Revilla thinks that Parkinson's will be controlled with a combination of medication, cell transplantation and electrical stimulation of brain cells.
Attack from all sides
UC researchers are looking at several avenues for treating and preventing Parkinson's, a progressive motor system disorder caused by the loss of dopamine-producing cells in the brain.
Hallmarks of Parkinson's include tremors; rigidity of the limbs and trunk; slowness of movement; and impaired coordination. Significant muscle weakness and difficulty breathing and swallowing can result.

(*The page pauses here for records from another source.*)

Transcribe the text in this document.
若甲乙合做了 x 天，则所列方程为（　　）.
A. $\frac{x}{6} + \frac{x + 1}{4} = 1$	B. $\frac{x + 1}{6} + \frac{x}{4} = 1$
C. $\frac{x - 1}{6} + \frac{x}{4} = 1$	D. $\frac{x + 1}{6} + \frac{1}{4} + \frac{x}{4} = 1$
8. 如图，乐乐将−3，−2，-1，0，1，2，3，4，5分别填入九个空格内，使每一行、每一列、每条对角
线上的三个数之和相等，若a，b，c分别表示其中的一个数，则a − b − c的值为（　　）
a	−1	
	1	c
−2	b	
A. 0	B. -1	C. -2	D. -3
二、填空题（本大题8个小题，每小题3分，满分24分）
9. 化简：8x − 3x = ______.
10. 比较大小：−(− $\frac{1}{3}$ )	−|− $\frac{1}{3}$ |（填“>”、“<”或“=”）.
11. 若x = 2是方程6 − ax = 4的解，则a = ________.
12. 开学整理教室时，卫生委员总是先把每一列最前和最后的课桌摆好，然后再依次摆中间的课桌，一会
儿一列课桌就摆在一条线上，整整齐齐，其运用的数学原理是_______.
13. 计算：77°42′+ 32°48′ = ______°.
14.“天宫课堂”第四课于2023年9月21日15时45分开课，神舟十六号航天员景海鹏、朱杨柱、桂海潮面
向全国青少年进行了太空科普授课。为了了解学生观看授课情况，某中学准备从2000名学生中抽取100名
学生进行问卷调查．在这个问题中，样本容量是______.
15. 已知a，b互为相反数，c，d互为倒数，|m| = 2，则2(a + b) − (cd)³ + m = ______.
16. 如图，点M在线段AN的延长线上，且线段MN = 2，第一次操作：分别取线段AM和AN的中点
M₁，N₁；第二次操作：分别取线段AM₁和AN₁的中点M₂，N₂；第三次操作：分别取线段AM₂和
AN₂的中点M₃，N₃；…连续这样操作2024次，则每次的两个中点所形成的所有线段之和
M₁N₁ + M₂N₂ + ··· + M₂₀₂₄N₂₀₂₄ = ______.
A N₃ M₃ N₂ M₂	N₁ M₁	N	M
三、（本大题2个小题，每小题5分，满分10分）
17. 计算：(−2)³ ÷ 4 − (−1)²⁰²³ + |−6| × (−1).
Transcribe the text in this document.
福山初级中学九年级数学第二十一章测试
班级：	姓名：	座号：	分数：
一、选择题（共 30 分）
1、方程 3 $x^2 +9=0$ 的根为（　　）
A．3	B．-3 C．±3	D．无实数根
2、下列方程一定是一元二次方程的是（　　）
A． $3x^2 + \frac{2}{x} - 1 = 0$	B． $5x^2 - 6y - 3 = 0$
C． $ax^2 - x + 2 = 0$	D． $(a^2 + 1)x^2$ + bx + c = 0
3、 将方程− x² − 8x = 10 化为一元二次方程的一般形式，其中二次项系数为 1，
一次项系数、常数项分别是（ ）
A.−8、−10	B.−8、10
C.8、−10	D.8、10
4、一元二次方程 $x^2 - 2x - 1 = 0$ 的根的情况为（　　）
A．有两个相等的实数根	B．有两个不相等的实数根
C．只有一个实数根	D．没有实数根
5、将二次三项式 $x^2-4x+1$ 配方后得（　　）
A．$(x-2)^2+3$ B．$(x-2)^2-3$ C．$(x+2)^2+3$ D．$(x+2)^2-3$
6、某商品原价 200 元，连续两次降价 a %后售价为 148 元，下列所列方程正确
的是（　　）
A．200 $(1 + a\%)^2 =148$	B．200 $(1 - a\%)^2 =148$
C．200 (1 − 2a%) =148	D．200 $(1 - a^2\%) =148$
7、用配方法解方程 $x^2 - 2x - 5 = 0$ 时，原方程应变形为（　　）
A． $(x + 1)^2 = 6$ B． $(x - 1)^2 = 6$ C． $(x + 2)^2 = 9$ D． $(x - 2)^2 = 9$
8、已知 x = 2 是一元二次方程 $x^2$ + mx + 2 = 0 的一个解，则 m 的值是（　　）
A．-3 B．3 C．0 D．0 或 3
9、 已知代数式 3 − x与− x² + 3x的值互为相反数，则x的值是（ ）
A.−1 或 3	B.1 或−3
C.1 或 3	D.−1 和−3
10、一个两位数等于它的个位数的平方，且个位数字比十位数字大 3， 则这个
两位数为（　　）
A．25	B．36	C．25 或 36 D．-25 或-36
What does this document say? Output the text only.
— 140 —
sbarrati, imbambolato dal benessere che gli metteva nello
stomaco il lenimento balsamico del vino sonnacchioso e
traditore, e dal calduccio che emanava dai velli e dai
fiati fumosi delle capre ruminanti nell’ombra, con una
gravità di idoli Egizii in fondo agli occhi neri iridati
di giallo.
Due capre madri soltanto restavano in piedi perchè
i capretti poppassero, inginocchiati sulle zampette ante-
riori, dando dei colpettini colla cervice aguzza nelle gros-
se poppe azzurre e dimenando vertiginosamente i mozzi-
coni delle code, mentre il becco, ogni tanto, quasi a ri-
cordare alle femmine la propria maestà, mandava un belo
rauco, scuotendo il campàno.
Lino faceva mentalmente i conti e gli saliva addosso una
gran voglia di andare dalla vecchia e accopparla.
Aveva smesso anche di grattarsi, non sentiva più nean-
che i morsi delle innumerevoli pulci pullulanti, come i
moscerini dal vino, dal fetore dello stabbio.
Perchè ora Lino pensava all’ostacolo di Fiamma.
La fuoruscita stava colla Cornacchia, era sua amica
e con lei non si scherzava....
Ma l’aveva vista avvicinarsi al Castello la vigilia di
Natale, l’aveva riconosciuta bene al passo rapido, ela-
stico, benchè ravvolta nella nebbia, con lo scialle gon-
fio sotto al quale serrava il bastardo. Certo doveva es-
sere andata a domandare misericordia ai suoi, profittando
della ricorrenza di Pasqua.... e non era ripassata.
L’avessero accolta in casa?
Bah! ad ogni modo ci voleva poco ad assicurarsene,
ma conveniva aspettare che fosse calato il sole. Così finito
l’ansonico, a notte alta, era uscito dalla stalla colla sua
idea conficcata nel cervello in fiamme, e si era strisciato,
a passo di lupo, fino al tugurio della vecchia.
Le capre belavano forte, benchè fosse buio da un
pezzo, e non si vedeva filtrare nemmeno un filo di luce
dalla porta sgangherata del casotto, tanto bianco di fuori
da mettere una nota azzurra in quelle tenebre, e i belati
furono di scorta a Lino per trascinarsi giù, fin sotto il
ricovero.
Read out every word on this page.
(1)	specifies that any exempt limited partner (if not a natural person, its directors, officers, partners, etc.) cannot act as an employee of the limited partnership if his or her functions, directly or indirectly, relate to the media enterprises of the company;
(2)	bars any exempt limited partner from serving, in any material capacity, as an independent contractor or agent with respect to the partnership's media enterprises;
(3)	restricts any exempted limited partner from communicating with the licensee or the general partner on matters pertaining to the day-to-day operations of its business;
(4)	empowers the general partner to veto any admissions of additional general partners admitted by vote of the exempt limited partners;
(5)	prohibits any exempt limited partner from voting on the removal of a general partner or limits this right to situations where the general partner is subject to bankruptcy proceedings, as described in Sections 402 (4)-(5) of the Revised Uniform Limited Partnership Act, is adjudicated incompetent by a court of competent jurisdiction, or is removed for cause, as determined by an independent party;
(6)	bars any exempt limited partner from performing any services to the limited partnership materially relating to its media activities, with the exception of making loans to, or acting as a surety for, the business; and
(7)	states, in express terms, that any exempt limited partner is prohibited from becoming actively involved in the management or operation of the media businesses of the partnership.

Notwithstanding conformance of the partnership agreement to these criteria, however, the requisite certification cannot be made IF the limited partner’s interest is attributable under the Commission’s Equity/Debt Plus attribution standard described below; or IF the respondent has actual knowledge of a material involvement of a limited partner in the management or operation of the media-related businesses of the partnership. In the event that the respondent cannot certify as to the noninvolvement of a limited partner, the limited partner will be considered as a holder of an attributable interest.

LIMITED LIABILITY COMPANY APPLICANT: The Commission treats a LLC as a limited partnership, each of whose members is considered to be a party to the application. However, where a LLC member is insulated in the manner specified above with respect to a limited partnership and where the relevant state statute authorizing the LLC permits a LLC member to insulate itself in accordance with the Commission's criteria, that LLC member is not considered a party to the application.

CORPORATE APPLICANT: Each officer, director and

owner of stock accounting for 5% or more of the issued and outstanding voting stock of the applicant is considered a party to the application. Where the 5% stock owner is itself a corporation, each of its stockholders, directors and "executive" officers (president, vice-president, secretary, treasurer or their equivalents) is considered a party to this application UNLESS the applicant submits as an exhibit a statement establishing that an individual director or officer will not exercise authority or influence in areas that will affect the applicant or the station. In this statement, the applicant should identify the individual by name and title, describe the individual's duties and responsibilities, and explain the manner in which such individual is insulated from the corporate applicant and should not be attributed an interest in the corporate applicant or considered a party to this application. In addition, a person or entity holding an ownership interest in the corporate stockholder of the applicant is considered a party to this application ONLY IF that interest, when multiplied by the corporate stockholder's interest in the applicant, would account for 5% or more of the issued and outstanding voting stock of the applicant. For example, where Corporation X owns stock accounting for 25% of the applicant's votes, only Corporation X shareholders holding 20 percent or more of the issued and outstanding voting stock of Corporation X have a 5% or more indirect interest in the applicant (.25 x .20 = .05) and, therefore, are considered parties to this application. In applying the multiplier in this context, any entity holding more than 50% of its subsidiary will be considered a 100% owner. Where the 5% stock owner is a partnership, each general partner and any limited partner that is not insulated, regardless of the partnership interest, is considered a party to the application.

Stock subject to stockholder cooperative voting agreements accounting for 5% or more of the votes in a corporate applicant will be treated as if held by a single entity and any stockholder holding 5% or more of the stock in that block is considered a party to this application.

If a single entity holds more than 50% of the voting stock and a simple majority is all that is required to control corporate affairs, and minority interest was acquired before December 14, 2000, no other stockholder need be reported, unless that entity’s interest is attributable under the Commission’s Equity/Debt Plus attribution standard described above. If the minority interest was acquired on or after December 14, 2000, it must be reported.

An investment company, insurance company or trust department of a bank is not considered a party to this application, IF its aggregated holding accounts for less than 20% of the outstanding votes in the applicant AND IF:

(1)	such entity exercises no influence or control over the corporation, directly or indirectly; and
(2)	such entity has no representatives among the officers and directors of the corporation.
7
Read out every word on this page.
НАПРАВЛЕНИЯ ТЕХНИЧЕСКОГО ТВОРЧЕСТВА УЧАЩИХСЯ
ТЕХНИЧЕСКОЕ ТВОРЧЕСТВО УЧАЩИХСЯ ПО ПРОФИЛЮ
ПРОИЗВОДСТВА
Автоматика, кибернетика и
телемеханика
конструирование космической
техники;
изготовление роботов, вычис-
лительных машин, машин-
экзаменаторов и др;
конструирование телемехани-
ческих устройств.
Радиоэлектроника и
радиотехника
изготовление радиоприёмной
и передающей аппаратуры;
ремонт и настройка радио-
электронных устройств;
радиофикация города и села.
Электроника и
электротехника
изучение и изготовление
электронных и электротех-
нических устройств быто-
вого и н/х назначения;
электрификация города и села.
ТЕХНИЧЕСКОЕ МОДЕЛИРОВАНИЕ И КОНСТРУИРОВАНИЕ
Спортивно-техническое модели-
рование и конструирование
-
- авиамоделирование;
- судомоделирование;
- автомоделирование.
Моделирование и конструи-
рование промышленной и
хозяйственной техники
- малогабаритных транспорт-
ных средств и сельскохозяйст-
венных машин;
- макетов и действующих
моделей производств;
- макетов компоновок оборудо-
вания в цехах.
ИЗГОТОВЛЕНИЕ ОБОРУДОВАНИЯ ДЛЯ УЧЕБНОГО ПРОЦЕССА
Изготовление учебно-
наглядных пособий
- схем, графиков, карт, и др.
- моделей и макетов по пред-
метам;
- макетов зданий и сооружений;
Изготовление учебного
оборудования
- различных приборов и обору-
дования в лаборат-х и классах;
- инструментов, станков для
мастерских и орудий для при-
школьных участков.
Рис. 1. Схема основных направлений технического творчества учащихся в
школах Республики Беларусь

Pope John Paul II, who died Saturday at 84, suffered from Parkinson's disease. The pontiff needed a breathing tube because of complications from Parkinson's coupled with influenza.
Dr. Kim Seroogy, a UC neuroscientist, is studying growth factors that might preserve and repair damage to the cells that make dopamine.
Regaining control
"We hope to slow down or stop the death of those cells and promote functional recovery," Seroogy says.
Seroogy received a $250,000, two-year grant from the Michael J. Fox Foundation to study two proteins.
The proteins could allow Parkinson's patients to take lower levels of medications like levodopa, which the body converts into dopamine, while healing the cells that naturally produce dopamine. At higher doses, levodopa causes dyskinesia, or uncontrolled movement.
Studies are also under way at UC on drugs and procedures to control the progression of Parkinson's.